Experten schätzen, dass jeder 10. Deutsche an Diabetes erkrankt ist – Tendenz steigend. Es handelt sich dabei um eine Stoffwechselstörung, bei der die Bauchspeicheldrüse zu wenig oder gar kein Insulin produziert. Dadurch kann Glukose aus dem Blut nicht in das Zellinnere aufgenommen werden und fehlt in der Zelle als Energielieferant, während sie im Blut in zu hoher Konzentration vorliegt. Dieser hohe Blutzucker kann anfänglich für Symptome wie vermehrten Durst, häufiges Wasserlassen und Müdigkeit führen.
Ziele der Diabetestherapie sind eine gute Glukoseeinstellung und die Vermeidung
von Akutkomplikationen wie Hypoglykämie (zu niedrigem Glukosespiegel) und
Hyperglykämie (überhöhtem Glukosespiegel) sowie von möglichen Folgeschäden.
Die häufigsten Formen von Diabetes sind Typ-1 Diabetes [br]und Typ-2 Diabetes.
95 % der Diabetiker in Deutschland leiden unter Typ-2 Diabetes, nur
knapp 5 % unter Typ-1 Diabetes.
Typ-1 Diabetes:
Beim Typ-1 Diabetes bildet die Bauchspeicheldrüse kein Insulin. Daher müssen
Menschen mit Typ-1-Diabetes ihrem Körper Insulin zuführen, zum Beispiel durch
Spritzentherapie oder eine Insulinpumpe.
Typ-2 Diabetes:
Ein Typ-2-Diabetes liegt vor, wenn der Körper nicht in der Lage ist, genug
Insulin zu bilden oder das Insulin angemessen einzusetzen.Typ-2 Diabetes ist
häufig durch Diät, Bewegung und orale Medikamente zu behandeln.
Gestationsdiabetes:
Gestationsdiabetes tritt nur in der Schwangerschaft auf. Wie der Typ-2-Diabetes
ist auch der Gestationsdiabetes eine Stoffwechselstörung, die entsteht, wenn
der Körper nicht mehr genug Insulin produzieren oder verarbeiten kann.
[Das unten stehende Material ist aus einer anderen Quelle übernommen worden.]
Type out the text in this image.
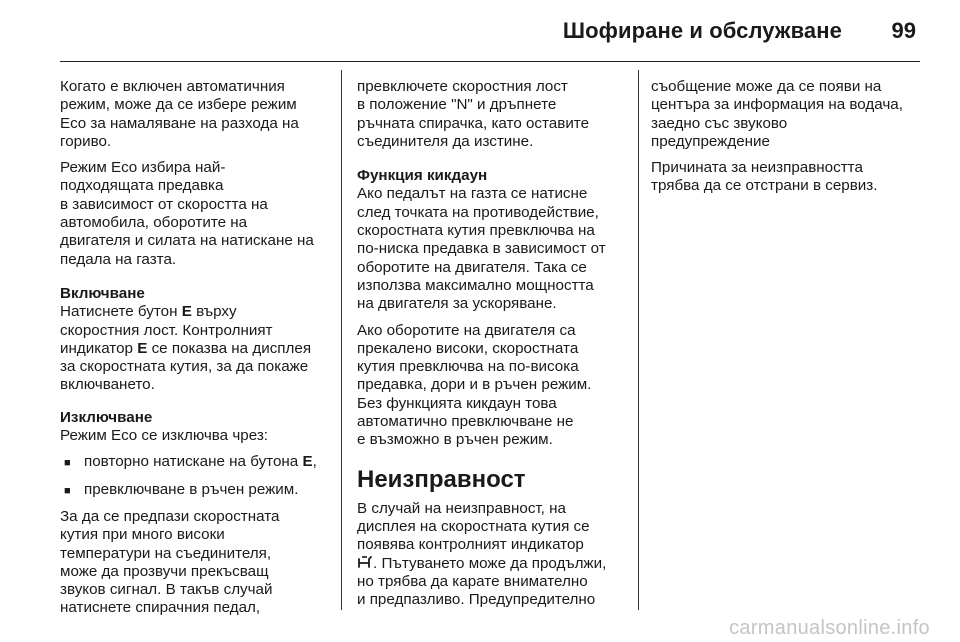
Шофиране и обслужване 99

Когато е включен автоматичния
режим, може да се избере режим
Eco за намаляване на разхода на
гориво.

Режим Eco избира най-
подходящата предавка
в зависимост от скоростта на
автомобила, оборотите на
двигателя и силата на натискане на
педала на газта.

Включване

Натиснете бутон E върху
скоростния лост. Контролният
индикатор E се показва на дисплея
за скоростната кутия, за да покаже
включването.

Изключване

Режим Eco се изключва чрез:

■ повторно натискане на бутона E,
■ превключване в ръчен режим.

За да се предпази скоростната
кутия при много високи
температури на съединителя,
може да прозвучи прекъсващ
звуков сигнал. В такъв случай
натиснете спирачния педал,

превключете скоростния лост
в положение "N" и дръпнете
ръчната спирачка, като оставите
съединителя да изстине.

Функция кикдаун

Ако педалът на газта се натисне
след точката на противодействие,
скоростната кутия превключва на
по-ниска предавка в зависимост от
оборотите на двигателя. Така се
използва максимално мощността
на двигателя за ускоряване.

Ако оборотите на двигателя са
прекалено високи, скоростната
кутия превключва на по-висока
предавка, дори и в ръчен режим.
Без функцията кикдаун това
автоматично превключване не
е възможно в ръчен режим.

Неизправност

В случай на неизправност, на
дисплея на скоростната кутия се
появява контролният индикатор
. Пътуването може да продължи,
но трябва да карате внимателно
и предпазливо. Предупредително

съобщение може да се появи на
центъра за информация на водача,
заедно със звуково
предупреждение

Причината за неизправността
трябва да се отстрани в сервиз.

carmanualsonline.info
Doch im
Gegensatz zu anderen Formen von Diabetes, wie Diabetes Typ 1 und Diabetes Typ 2,
ist der Gestationsdiabetes von vorübergehender Natur. Er verschwindet meist
nach der Niederkunft. Allerdings tragen Frauen mit Gestationsdiabetes ein
höheres Risiko für Typ-2-Diabetes im späteren Leben, weshalb sie ebenfalls die
Empfehlungen zur Krankheitsvorbeugung beachten sollten.